Deputados confundem conservadorismo com preconceito até em questões burocráticas
Um surto de obscurantismo quase custou R$ 10 bilhões por ano ao governo. A Câmara gastou quase 30 minutos na última semana batendo boca sobre o uso da palavra “gênero” em cadastros do INSS. Por pouco, a medida provisória de Bolsonaro para rever benefícios previdenciários não foi derrubada.

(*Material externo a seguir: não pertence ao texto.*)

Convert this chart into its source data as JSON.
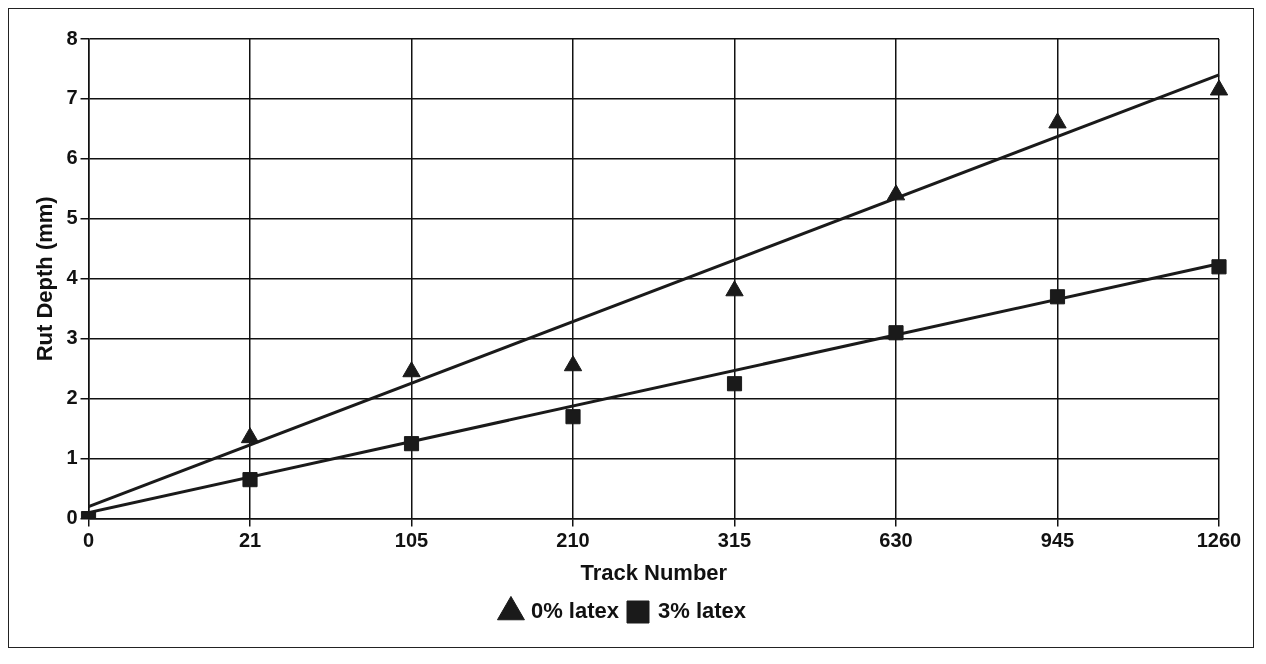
{
  "chart_data": {
    "type": "scatter",
    "xlabel": "Track Number",
    "ylabel": "Rut Depth (mm)",
    "categories": [
      "0",
      "21",
      "105",
      "210",
      "315",
      "630",
      "945",
      "1260"
    ],
    "series": [
      {
        "name": "0% latex",
        "marker": "triangle",
        "color": "#1a1a1a",
        "values": [
          null,
          1.35,
          2.45,
          2.55,
          3.8,
          5.4,
          6.6,
          7.15
        ]
      },
      {
        "name": "3% latex",
        "marker": "square",
        "color": "#1a1a1a",
        "values": [
          0,
          0.65,
          1.25,
          1.7,
          2.25,
          3.1,
          3.7,
          4.2
        ]
      },
      {
        "type": "line",
        "marker": "none",
        "color": "#1a1a1a",
        "values": [
          0.2,
          null,
          null,
          null,
          null,
          null,
          null,
          7.4
        ]
      },
      {
        "type": "line",
        "marker": "none",
        "color": "#1a1a1a",
        "values": [
          0.1,
          null,
          null,
          null,
          null,
          null,
          null,
          4.25
        ]
      }
    ],
    "ylim": [
      0,
      8
    ],
    "yticks": [
      0,
      1,
      2,
      3,
      4,
      5,
      6,
      7,
      8
    ],
    "grid": true,
    "legend": "bottom"
  }
}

O texto em discussão no plenário na noite de quarta (29) dizia que registros enviados pelos cartórios deveriam conter nome, CPF, gênero, data e local de nascimento ou morte dos indivíduos. Deputados que confundem conservadorismo com preconceito protestaram. Enxergaram ideologia num trecho burocrático e tentaram tirar o termo da lei.

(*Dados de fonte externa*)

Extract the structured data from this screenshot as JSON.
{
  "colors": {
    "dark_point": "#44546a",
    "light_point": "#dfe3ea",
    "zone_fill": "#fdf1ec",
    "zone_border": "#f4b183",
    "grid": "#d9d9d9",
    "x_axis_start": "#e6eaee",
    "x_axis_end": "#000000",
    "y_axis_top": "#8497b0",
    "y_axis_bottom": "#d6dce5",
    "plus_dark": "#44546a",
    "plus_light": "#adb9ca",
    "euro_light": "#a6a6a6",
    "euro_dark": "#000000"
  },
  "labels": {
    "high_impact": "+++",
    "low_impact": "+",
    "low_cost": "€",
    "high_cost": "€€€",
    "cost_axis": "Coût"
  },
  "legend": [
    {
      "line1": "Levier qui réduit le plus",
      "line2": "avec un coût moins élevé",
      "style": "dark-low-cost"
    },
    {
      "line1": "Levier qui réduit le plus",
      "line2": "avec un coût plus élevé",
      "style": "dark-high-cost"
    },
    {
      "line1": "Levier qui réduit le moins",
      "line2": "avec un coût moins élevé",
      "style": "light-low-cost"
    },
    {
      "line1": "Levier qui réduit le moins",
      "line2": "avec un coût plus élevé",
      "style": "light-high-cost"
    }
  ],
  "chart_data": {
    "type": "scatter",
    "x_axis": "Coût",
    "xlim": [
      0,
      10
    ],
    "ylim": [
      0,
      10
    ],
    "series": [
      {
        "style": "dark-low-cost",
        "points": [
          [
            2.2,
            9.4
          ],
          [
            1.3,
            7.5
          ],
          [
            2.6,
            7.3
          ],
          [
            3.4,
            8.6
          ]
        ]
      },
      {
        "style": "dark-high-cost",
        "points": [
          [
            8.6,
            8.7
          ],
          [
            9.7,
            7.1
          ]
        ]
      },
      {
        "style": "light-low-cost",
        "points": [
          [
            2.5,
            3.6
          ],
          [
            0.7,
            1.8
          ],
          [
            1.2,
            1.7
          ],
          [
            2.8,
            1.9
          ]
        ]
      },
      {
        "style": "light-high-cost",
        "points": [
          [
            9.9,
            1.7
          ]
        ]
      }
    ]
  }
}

Os parlamentares queriam trocar “gênero” por “sexo”, como se isso fizesse diferença na papelada. A mudança não foi possível, porque a proposta já havia sido aprovada numa comissão. O tumulto se instalou, e os partidos de esquerda atacaram. “Tem gente que quer voltar para a Idade Média, talvez das trevas”, disparou Fernanda Melchionna (PSOL).
Deputados alinhados à agenda econômica do governo perceberam que o impasse era perigoso. Kim Kataguiri (DEM) tentou enterrar a questão. “Nós estamos discutindo o sexo dos anjos aqui!”, queixou-se.
A bancada evangélica não desistiu. O pitoresco Pastor Sargento Isidório (Avante) —aquele que se ofereceu para uma conversa de doido com doido com Bolsonaro— era o mais impaciente: “Deus criou macho e fêmea, homem e mulher. Gênero é cadeira, é mesa, é sapato...”.
O PSOL tentou falar a mesma língua. “Cadeira é do gênero feminino, e não é sexo. Nunca vi cadeira trepando! Isso aqui é uma casa de loucos!”, resumiu Edmilson Rodrigues.
No fim, o Planalto pediu que o texto fosse aprovado e disse que apresentaria um projeto para mudá-lo depois. Como se vê, o retrocesso continua na agenda do governo. Na sexta (31), Bolsonaro aproveitou um evento com pastores para criticar o julgamento do STF que deve tornar crime a homofobia. Em partes de Brasília, o atraso ainda está na moda.